The artificial intelligence story is just heating up.
In fact, according to Jensen Huang, founder and CEO of NVIDIA, “AI will be mainstream in every application for every industry. Placing an AI supercomputer on the desks of every data scientist, AI researcher and student empowers them to engage and shape the age of AI.”
Even better, according to Grand View Research, the global AI boom could grow from about $137 billion in 2022 to more than $1.81 trillion by 2030.
Plus, according to a new IBM study, “retail and consumer products companies surveyed say they plan to allocate an average of 3.32% of their revenue to AI—equivalent to $33.2 million annually for a $1 billion company,” as noted by an IBM press release.
“AI is no longer just a tool; it’s a strategic imperative,” said Dee Waddell, Global Industry Leader, Consumer, Travel & Transportation Industries at IBM, as also noted in the IBM press release. “Retail and consumer product companies are at a tipping point where embedding AI across their operations can help define not just productivity gains, but the future of brand relevance, engagement and trust.”

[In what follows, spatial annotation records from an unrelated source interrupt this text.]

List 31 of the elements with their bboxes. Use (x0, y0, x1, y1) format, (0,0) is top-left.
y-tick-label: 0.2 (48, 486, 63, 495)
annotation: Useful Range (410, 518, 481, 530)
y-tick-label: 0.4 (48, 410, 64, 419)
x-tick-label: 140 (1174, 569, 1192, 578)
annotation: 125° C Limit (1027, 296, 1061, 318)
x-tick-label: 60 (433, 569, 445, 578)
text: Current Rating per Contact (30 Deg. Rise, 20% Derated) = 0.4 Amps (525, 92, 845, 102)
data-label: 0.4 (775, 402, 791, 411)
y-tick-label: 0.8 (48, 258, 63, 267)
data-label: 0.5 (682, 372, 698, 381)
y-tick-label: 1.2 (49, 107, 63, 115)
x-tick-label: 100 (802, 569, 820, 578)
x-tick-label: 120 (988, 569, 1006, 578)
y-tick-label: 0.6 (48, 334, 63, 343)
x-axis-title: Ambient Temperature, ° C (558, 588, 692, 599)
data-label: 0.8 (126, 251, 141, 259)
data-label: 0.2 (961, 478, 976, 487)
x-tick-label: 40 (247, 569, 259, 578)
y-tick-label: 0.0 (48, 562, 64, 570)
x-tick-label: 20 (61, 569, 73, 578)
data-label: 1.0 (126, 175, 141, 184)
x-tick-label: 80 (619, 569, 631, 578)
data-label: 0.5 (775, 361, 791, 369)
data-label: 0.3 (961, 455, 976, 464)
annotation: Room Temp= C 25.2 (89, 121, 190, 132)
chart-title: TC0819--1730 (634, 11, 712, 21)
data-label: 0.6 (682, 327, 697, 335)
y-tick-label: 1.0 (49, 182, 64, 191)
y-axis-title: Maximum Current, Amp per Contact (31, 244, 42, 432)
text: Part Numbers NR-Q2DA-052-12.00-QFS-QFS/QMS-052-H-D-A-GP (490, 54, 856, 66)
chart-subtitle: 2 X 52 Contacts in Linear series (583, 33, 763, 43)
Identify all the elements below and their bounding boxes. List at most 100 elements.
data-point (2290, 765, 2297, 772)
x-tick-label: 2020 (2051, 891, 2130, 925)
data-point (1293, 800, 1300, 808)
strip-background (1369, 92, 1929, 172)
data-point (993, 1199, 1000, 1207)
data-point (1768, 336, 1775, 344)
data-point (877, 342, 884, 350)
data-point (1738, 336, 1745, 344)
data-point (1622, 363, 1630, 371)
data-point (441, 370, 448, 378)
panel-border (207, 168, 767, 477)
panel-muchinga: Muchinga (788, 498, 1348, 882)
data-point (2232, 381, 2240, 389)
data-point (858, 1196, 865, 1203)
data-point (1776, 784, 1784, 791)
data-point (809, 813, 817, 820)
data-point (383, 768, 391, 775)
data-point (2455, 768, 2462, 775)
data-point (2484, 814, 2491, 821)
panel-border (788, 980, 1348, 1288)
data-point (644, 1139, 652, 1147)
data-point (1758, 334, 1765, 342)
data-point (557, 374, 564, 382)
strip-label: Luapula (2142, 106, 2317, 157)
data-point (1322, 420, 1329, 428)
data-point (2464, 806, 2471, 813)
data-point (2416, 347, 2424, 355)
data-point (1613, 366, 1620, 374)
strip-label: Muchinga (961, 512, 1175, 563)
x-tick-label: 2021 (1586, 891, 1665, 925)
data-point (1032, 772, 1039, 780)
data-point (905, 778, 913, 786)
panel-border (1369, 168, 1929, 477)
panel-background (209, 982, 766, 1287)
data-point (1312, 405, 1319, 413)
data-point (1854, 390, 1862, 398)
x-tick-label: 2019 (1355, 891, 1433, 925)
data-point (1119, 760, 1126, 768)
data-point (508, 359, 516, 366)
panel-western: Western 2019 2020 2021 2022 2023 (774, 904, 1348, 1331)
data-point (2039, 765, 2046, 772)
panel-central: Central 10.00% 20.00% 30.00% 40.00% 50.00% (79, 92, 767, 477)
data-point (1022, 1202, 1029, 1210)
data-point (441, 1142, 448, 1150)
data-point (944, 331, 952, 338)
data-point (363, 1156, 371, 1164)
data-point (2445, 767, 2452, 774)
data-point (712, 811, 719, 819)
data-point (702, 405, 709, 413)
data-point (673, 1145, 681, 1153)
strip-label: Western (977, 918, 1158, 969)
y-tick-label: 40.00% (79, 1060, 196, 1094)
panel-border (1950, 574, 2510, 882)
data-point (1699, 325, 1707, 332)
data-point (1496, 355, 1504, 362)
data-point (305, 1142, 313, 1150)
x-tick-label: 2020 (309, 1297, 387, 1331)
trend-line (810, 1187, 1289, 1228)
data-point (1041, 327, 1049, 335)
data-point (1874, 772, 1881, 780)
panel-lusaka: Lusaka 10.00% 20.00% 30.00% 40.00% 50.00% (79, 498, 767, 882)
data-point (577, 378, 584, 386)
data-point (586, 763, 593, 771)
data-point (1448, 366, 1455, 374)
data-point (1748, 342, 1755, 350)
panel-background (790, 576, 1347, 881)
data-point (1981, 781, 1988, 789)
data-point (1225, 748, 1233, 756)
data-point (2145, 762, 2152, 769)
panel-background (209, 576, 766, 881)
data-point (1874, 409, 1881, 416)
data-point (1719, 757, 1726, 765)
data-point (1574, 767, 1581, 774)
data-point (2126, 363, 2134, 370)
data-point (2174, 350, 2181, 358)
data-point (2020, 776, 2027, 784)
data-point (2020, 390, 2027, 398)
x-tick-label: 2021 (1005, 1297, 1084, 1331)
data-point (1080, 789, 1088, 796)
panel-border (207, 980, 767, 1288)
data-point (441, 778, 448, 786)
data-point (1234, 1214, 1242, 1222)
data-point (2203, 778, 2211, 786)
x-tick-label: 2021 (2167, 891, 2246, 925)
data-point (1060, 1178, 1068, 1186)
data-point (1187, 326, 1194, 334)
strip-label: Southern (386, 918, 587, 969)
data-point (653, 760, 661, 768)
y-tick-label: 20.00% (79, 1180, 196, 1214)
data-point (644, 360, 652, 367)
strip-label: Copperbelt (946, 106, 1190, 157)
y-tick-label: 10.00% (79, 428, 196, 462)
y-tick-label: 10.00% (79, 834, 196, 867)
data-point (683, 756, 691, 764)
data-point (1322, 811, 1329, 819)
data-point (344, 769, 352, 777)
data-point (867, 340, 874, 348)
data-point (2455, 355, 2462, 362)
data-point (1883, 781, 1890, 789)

That being said, investors may want to jump into ETFs such as:
Artificial Intelligence & Technology ETF (AIQ)
With an expense ratio of 0.68%, the AIQ ETF invests in “companies that potentially stand to benefit from the further development and utilization of artificial intelligence (AI) technology in their products and services, as well as in companies that provide hardware facilitating the use of AI for the analysis of big data,” as noted by GlobalXETFs.com.
Some of its top holdings include Tesla, Broadcom, Nvidia, IBM, Amazon, Salesforce and Meta Platforms to name a few of its 84 holdings.